瑠璃×黒真珠
277氏
あの後、宝石王を倒した後。
ユウの協力もあって俺達の煌めきの都市ができた。皆、最初は戸惑いながらもなんとか暖かな人間(?)関係をきづきあげた。
それぞれの家もでき、未来が見えてきた。俺以外は……。
この都市はとても美しく、真珠も喜んでいた。それでも俺の心にはポッカリと大きな穴が空いていた。まるで核が丸ごと無くなったかのように。
どんなに綺麗な都市でも、彼女がいないと俺の中でその美しさは色褪せてしまう。彼女がいなければ、俺の存在に意味などないのだ。

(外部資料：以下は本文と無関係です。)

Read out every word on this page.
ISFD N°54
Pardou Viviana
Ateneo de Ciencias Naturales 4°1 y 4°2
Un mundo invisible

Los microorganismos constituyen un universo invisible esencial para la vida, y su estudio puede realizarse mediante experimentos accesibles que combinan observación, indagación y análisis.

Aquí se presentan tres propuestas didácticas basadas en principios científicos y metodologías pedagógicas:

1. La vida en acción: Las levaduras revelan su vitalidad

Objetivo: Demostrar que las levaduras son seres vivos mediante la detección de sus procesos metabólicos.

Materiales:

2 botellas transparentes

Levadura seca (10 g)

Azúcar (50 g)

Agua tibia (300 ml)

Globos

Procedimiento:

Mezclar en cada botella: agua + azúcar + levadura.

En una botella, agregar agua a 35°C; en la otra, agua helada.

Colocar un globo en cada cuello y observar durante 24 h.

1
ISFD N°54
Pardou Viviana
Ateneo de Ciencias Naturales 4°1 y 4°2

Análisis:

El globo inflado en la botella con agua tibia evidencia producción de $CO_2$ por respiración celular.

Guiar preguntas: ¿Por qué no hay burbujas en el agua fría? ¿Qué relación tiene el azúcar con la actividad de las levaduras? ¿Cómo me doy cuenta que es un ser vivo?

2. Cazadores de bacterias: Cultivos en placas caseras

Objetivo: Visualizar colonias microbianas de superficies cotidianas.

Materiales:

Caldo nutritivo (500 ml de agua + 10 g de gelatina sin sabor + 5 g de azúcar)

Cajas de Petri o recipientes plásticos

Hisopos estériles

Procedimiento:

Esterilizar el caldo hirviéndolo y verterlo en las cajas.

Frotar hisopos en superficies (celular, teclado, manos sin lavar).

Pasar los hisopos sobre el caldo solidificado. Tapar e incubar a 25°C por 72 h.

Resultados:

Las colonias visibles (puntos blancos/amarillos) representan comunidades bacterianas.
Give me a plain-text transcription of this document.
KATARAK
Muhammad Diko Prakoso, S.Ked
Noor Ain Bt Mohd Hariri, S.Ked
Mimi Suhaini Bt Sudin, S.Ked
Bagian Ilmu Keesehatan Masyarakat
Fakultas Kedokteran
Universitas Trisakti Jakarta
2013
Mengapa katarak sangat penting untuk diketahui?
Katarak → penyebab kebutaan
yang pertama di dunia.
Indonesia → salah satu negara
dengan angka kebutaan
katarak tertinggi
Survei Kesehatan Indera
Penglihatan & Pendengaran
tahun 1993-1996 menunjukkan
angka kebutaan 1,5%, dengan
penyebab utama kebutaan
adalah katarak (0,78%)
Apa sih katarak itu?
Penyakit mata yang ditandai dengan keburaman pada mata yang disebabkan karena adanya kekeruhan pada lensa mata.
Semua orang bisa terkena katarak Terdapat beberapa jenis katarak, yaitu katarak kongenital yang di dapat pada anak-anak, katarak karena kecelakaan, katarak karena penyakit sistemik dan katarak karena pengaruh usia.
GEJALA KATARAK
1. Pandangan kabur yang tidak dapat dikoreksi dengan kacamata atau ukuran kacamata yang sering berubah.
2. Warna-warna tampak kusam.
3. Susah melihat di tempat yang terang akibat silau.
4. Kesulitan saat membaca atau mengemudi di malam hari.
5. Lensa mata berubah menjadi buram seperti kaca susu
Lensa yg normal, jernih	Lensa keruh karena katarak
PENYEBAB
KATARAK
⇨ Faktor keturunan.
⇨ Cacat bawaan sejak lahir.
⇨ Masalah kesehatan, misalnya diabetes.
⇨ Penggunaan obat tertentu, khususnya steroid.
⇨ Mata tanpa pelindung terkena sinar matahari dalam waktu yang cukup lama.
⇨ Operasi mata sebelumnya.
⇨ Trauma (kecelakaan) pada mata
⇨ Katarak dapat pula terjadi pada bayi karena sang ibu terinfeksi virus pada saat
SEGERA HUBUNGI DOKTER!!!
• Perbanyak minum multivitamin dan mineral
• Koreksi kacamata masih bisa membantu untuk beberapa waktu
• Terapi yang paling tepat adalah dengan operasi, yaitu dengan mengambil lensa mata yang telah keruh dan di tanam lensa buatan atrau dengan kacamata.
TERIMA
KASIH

ウンディーネの加護に満ち満ちたある朝、彼女はやってきた。
「久しぶりだな、黒真珠」
ノックもせずに人の部屋に入ってきた訪問者に語りかける。振り向かなくても、空気で分かった。俺の愛しい人。
「あぁ、久しぶりだ。宝石王の件以来か」
黒真珠が微笑を浮かべる。
「あれから、全然でてこなかったな」
「真珠の意識が強くてな。出てこようにも出てこれなかった。寂しかったか?」
「ば、バカ言うな。俺が寂しいはずないだろう」
赤面しながら答える瑠璃に笑みを浮かべながら
「そうか、すまなかった」
と答える。その顔は嬉しそうで、それなのにどこか憂いを帯びていた。